What are technical reasons for criticisms of ROS's Reliability/Robustness/Safety?
A criticism have found against ROS is that it is lacking reliability/ Robustness or that it is not suitable for safety critical systems specifically in industrial/commercial contexts but this is often just stated and is not accompanied by any evidence or specific technical examples of why this is the case.

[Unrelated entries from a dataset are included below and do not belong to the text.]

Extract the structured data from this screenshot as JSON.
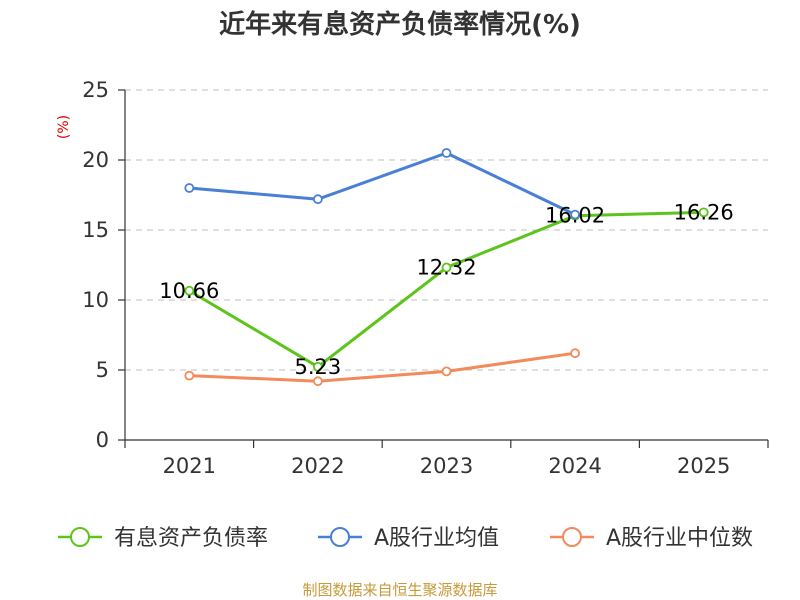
{
  "chart_data": {
    "type": "line",
    "title": "近年来有息资产负债率情况(%)",
    "ylabel": "(%)",
    "xlabel": "",
    "categories": [
      "2021",
      "2022",
      "2023",
      "2024",
      "2025"
    ],
    "ylim": [
      0,
      25
    ],
    "yticks": [
      0,
      5,
      10,
      15,
      20,
      25
    ],
    "grid": true,
    "legend_position": "bottom",
    "series": [
      {
        "name": "有息资产负债率",
        "color": "#5cc41a",
        "values": [
          10.66,
          5.23,
          12.32,
          16.02,
          16.26
        ],
        "labels": [
          "10.66",
          "5.23",
          "12.32",
          "16.02",
          "16.26"
        ]
      },
      {
        "name": "A股行业均值",
        "color": "#4a7fd6",
        "values": [
          18.0,
          17.2,
          20.5,
          16.1,
          null
        ]
      },
      {
        "name": "A股行业中位数",
        "color": "#f28a5a",
        "values": [
          4.6,
          4.2,
          4.9,
          6.2,
          null
        ]
      }
    ],
    "source": "制图数据来自恒生聚源数据库"
  }
}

I have tried to research this but it does not seem to be very well documented.
The main points I have been able to find are: unreliability of TCP based transport and a few complaints of resource leaks and thread safety issues.

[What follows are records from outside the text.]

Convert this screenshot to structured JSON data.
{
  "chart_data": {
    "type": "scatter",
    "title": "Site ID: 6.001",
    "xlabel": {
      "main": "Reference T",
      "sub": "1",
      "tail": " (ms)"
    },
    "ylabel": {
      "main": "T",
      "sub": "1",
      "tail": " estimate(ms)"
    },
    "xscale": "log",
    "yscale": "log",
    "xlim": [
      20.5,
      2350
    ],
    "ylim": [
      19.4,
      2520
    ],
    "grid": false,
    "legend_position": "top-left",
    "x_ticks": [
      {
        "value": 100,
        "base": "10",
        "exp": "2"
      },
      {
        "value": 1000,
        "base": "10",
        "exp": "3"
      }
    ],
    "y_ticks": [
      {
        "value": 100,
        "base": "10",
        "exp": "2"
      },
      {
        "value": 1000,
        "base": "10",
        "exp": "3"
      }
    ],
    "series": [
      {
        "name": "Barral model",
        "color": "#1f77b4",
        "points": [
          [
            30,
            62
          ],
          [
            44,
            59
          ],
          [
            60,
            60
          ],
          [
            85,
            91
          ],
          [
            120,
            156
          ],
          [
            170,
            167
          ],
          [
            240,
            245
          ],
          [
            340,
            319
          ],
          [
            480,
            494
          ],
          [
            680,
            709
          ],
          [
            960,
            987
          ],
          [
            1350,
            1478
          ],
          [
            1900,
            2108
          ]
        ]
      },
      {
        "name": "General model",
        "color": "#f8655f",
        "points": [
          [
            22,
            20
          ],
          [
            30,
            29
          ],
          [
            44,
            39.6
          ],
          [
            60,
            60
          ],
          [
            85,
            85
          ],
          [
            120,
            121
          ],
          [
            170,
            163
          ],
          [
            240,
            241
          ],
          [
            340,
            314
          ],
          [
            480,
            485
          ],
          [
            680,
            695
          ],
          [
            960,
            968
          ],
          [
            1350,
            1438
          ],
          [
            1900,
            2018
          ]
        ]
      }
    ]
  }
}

For instance one of ROS industrial's aims ( http://wiki.ros.org/Industrial ) is 'Develop robust and reliable software that meets the needs of industrial applications'. The implication there would be that regular ROS is not sufficiently robust and reliable for industrial application?

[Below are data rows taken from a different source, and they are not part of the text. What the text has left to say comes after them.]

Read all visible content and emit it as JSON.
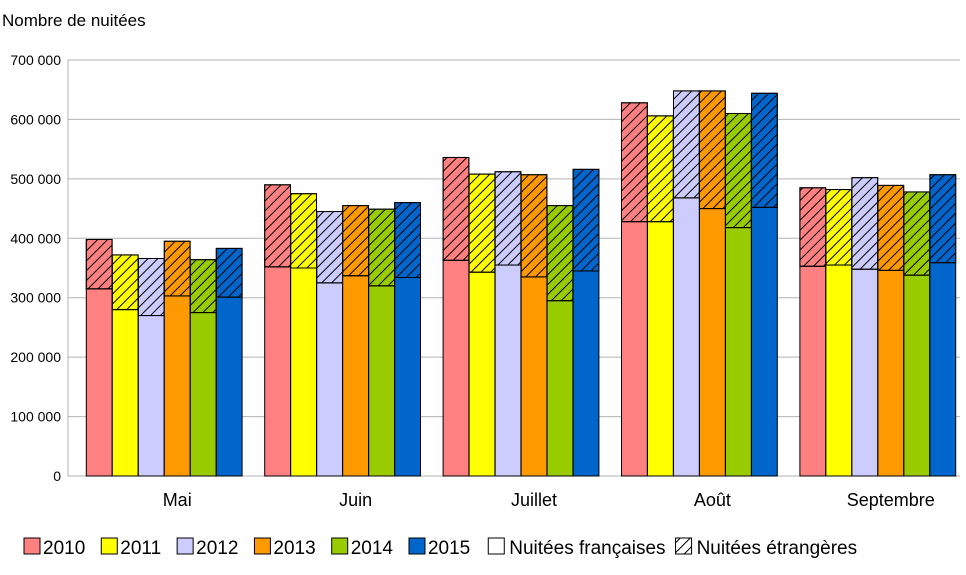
{
  "chart_data": {
    "type": "bar",
    "ylabel": "Nombre de nuitées",
    "xlabel": "",
    "ylim": [
      0,
      700000
    ],
    "yticks": [
      0,
      100000,
      200000,
      300000,
      400000,
      500000,
      600000,
      700000
    ],
    "ytick_labels": [
      "0",
      "100 000",
      "200 000",
      "300 000",
      "400 000",
      "500 000",
      "600 000",
      "700 000"
    ],
    "categories": [
      "Mai",
      "Juin",
      "Juillet",
      "Août",
      "Septembre"
    ],
    "stack_parts": [
      "Nuitées françaises",
      "Nuitées étrangères"
    ],
    "grid": true,
    "legend_position": "bottom",
    "series": [
      {
        "name": "2010",
        "color": "#ff8080",
        "francaises": [
          315000,
          352000,
          363000,
          428000,
          353000
        ],
        "total": [
          398000,
          490000,
          536000,
          628000,
          485000
        ]
      },
      {
        "name": "2011",
        "color": "#ffff00",
        "francaises": [
          280000,
          350000,
          343000,
          428000,
          355000
        ],
        "total": [
          372000,
          475000,
          508000,
          606000,
          482000
        ]
      },
      {
        "name": "2012",
        "color": "#ccccff",
        "francaises": [
          270000,
          325000,
          355000,
          468000,
          348000
        ],
        "total": [
          366000,
          445000,
          512000,
          648000,
          502000
        ]
      },
      {
        "name": "2013",
        "color": "#ff9900",
        "francaises": [
          303000,
          337000,
          335000,
          450000,
          346000
        ],
        "total": [
          395000,
          455000,
          507000,
          648000,
          489000
        ]
      },
      {
        "name": "2014",
        "color": "#99cc00",
        "francaises": [
          275000,
          320000,
          295000,
          418000,
          338000
        ],
        "total": [
          364000,
          449000,
          455000,
          610000,
          478000
        ]
      },
      {
        "name": "2015",
        "color": "#0066cc",
        "francaises": [
          301000,
          334000,
          345000,
          452000,
          359000
        ],
        "total": [
          383000,
          460000,
          516000,
          644000,
          507000
        ]
      }
    ]
  }
}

I also see a number of answers to posts that suggest ROS is not suitable for robots that need to run 24/7 due to reliability issues.
Could anyone point me towards sources that go into more detail on these issues or does anyone know what specific issues there are that contribute to reliability problems?
EDIT: Aditionally I know that transport reliability should be improved (if it was actually a problem) in ROS2 by the quality of service settings from DDS and the change to UDP and also the change to not include master removes reliability issues of that crashing (Which is actually partly an answer to my origional question I didn't think of when asking it...) but otherwise I would be equally interested in answers concerning ROS2 as ROS1.
You tagged this with
ROS1
but also withardent
, which is a ROS 2 release name.Are you looking for answers for specific ROS versions, or more of a general statement?
Yes, I was looking for more general comments. The instructions when posting said that you should include the distribution as a tag so I just picked one in hopes of avoiding any automatic moderation. I shall ammend the tags.